Luckin Coffee's Stock Slides, Despite its Bullish Rating on Wall Street

​It looks like the bullish rating from Wall Street can’t save Luckin Coffee Inc. from its unstoppable tumble.
Belinda ZhouJun 12,2019,06:55

Shares in Luckin Coffee Inc.(Nasdaq: LK) plunged to $17.60 apiece by 5 percent intraday Tuesday even though it got a Buy rating and a price target of $27 by Wall Street.

The Xiamen-based Chinese coffee chain served up a hot debut and it opened at $25 per share, surging 47 percent on IPO day.well above its IPO price of $17.

Investment bank Needham & Company, LLC granted Luckin a Buy and set its price target of $27 per American depositary share.

"By utilizing its new technology-driven retail model and providing high-quality coffee products, affordability, and convenience to customers, we believe Luckin is disrupting the coffee industry in China," Needham commented.

Since its inception in June 2017, the company has expanded at breakneck speed. In the past 18 months, it has expanded from a single trial store in Beijing to 2,370 stores in 28 cities in China as of March 31. In other words, it opens 4.39 stores every day.    

Morgan Stanley assigned a price target of $21.

Eric Gonzalez from KeyBanc Capital Markets Inc. thought $22 per share was a reasonable price target.
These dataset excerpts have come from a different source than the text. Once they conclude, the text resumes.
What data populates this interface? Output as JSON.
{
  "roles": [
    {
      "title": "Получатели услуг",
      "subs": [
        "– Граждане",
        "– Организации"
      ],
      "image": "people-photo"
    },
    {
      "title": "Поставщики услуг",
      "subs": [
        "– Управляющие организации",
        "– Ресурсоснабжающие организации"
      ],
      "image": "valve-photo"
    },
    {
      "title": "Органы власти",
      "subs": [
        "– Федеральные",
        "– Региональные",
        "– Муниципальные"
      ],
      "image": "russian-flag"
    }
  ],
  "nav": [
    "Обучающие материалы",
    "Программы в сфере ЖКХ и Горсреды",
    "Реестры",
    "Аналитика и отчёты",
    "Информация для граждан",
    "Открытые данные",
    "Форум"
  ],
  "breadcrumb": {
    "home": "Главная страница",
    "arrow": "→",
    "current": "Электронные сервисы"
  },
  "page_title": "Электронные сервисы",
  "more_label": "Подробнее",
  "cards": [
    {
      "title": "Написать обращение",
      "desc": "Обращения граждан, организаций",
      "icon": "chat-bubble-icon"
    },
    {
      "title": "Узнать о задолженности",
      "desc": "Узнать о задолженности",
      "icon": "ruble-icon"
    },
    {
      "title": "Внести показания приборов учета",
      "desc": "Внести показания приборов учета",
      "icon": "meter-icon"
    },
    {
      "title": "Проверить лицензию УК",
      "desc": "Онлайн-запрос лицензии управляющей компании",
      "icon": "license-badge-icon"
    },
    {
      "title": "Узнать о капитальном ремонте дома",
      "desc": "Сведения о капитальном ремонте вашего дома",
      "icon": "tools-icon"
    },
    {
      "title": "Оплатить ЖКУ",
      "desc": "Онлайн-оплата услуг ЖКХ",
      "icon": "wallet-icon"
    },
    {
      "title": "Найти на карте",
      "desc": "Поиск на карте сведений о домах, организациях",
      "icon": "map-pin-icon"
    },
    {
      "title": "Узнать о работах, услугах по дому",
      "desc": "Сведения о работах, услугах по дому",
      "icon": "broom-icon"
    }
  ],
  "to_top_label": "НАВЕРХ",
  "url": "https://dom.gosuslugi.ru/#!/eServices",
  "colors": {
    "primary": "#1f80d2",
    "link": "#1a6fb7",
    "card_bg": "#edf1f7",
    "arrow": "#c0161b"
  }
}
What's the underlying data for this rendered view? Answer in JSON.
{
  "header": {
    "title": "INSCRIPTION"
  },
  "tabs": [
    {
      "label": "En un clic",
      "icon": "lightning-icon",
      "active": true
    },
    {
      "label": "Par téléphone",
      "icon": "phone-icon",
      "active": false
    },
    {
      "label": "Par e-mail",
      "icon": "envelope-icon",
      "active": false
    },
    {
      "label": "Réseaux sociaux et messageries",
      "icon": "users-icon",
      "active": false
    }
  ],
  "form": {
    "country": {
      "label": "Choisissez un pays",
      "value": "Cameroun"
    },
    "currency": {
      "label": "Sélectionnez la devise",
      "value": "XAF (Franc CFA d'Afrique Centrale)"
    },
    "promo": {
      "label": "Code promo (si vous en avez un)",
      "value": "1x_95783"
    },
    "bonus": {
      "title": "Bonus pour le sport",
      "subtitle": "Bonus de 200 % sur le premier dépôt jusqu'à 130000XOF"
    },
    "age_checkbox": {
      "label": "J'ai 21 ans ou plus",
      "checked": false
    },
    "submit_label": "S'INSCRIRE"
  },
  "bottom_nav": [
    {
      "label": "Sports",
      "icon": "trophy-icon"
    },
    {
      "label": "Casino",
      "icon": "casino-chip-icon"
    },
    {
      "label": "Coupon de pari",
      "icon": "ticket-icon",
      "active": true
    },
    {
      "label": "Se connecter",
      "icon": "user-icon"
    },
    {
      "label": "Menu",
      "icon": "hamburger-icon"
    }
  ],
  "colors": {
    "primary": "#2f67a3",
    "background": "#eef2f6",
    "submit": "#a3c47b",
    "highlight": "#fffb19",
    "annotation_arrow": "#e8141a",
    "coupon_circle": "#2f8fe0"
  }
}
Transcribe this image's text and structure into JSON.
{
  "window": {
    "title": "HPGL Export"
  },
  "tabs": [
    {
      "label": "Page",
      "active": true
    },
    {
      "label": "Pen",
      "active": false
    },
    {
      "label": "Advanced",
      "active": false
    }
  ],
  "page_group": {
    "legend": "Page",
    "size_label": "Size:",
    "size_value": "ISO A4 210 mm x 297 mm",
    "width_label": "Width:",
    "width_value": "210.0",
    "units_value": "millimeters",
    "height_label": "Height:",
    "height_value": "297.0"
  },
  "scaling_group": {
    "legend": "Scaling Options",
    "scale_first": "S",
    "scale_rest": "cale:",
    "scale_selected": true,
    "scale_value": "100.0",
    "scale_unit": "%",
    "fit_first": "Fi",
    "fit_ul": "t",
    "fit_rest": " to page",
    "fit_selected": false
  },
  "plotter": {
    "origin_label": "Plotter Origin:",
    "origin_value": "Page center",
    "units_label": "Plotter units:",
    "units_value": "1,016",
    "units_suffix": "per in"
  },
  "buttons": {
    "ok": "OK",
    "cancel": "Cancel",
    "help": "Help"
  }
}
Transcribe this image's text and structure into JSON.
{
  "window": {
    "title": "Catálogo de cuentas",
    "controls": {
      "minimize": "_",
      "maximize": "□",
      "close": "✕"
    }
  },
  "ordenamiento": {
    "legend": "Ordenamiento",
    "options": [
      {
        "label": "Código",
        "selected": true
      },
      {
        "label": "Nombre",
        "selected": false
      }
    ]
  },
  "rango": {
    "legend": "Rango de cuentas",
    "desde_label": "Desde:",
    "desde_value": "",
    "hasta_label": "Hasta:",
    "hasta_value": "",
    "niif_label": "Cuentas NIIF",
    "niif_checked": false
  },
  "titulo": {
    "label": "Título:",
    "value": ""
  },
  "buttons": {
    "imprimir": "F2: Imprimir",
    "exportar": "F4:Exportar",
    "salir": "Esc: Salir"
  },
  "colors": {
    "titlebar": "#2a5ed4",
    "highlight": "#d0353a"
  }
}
He took a bullish stance with Luckin Coffee’s unique position in China’s hyper-growth market, the limited competition, low development costs, better tech and data analytics than peers and low per-unit cost structure.

The company has warned it may continue to incur losses in the foreseeable future in its prospectus in May.

Since inception in June, 2017, the company has been in the red, with net loss to shareholders at $475.4 million and total revenue of $125.27 million last year.  The company reported losses of $85.3 million for the three months through March.

But KeyBanc said it expects Luckin to turn profitable as soon as early 2021.